Я даже растерялся. Смотрел на него и молча глазами хлопал.
— Я просто не пойму одного, — я приподнялся на локте. — Ладно, допустим, я. У меня самки нету. И вообще одни нервы сплошные. Но ты-то! Ты же — светлый эльф. Каким образом тебя потянуло на орка?! Вот чего я понять никак не могу. Ведь для вас же орки — полные уроды, морально и физически. Сплошная мерзость, скверна и полный мрак. И вдруг ты, эльф, и переспал со мной. С орком.
— Ты говорил, что орки не так хорошо видят глазами, как чувствуют обонянием и осязанием, — ответил Ннар. — Мы, эльфы, тоже считаем, что главного глазами не увидишь. Главное, не то, что можно увидеть, а то, что скрыто.
И он положил мне руку на грудь — на сердце.
— Вот там — главное, — серьезно сказал Ннар.
— А мне лично кажется, что не в этом дело, — ухмыльнулся я. — Что вовсе не на это ты пялился тогда утром. А вот сюда.
Я тоже положил руку. Ему. Не на сердце, а гораздо ниже.
Ннар вспыхнул и уставился на меня.
— Нет, вы, орки, действительно — скверна и сплошная похабщина, — заявил он.
— Возвращаясь к моему вопросу, — сменил я тему. — Что такое любовь, если не колдовство?
— Я думал, что ты был женат и сам знаешь, — улыбнулся Ннар.
— С женой у меня такого не было, — признался я. — И думаю, ни у кого такого не было. Это… Не знаю, какими словами объяснить.
— Любовь и нельзя объяснить, — вздохнул Ннар. — Любовь — это чудо. А чудо не имеет объяснения.
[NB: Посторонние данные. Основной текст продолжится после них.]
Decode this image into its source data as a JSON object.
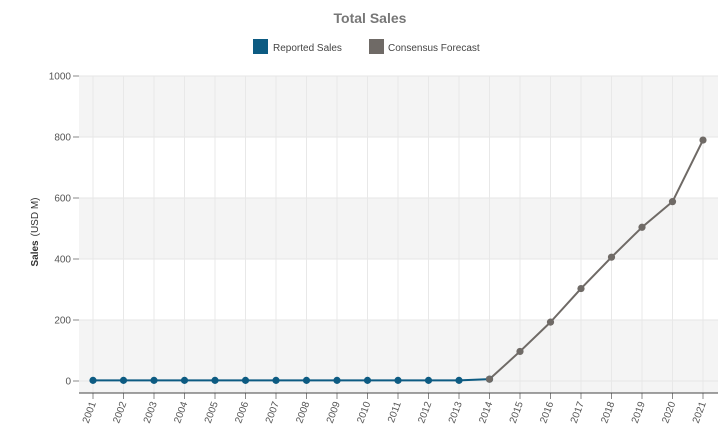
{
  "chart_data": {
    "type": "line",
    "title": "Total Sales",
    "ylabel": "Sales",
    "ylabel_unit": "(USD M)",
    "xlabel": "",
    "ylim": [
      0,
      1000
    ],
    "yticks": [
      0,
      200,
      400,
      600,
      800,
      1000
    ],
    "categories": [
      "2001",
      "2002",
      "2003",
      "2004",
      "2005",
      "2006",
      "2007",
      "2008",
      "2009",
      "2010",
      "2011",
      "2012",
      "2013",
      "2014",
      "2015",
      "2016",
      "2017",
      "2018",
      "2019",
      "2020",
      "2021"
    ],
    "legend_position": "top-center",
    "grid": true,
    "series": [
      {
        "name": "Reported Sales",
        "color": "#0d5b82",
        "values": [
          2,
          2,
          2,
          2,
          2,
          2,
          2,
          2,
          2,
          2,
          2,
          2,
          2,
          6,
          null,
          null,
          null,
          null,
          null,
          null,
          null
        ]
      },
      {
        "name": "Consensus Forecast",
        "color": "#6f6a66",
        "values": [
          null,
          null,
          null,
          null,
          null,
          null,
          null,
          null,
          null,
          null,
          null,
          null,
          null,
          6,
          97,
          193,
          303,
          406,
          504,
          588,
          790
        ]
      }
    ]
  }
}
Эльф влюбился в орка — это и есть чудо, и никакой логикой этого не объяснить.
— Чудеса — это чушь, — наставительно заявил я. — У любого чуда есть простые и понятные причины. А если мы не можем их понять, значит, просто пока не знаем.
— Нет, все-таки ты ужасно не романтичный, — косо глянул на меня Ннар. — Ну, хорошо! Считай, что это колдовство. Что меня так покарали Силы Света.
— Чего? — возмутился я. — Это не тебя покарали, а меня! В конце концов, это я свой долг нарушил.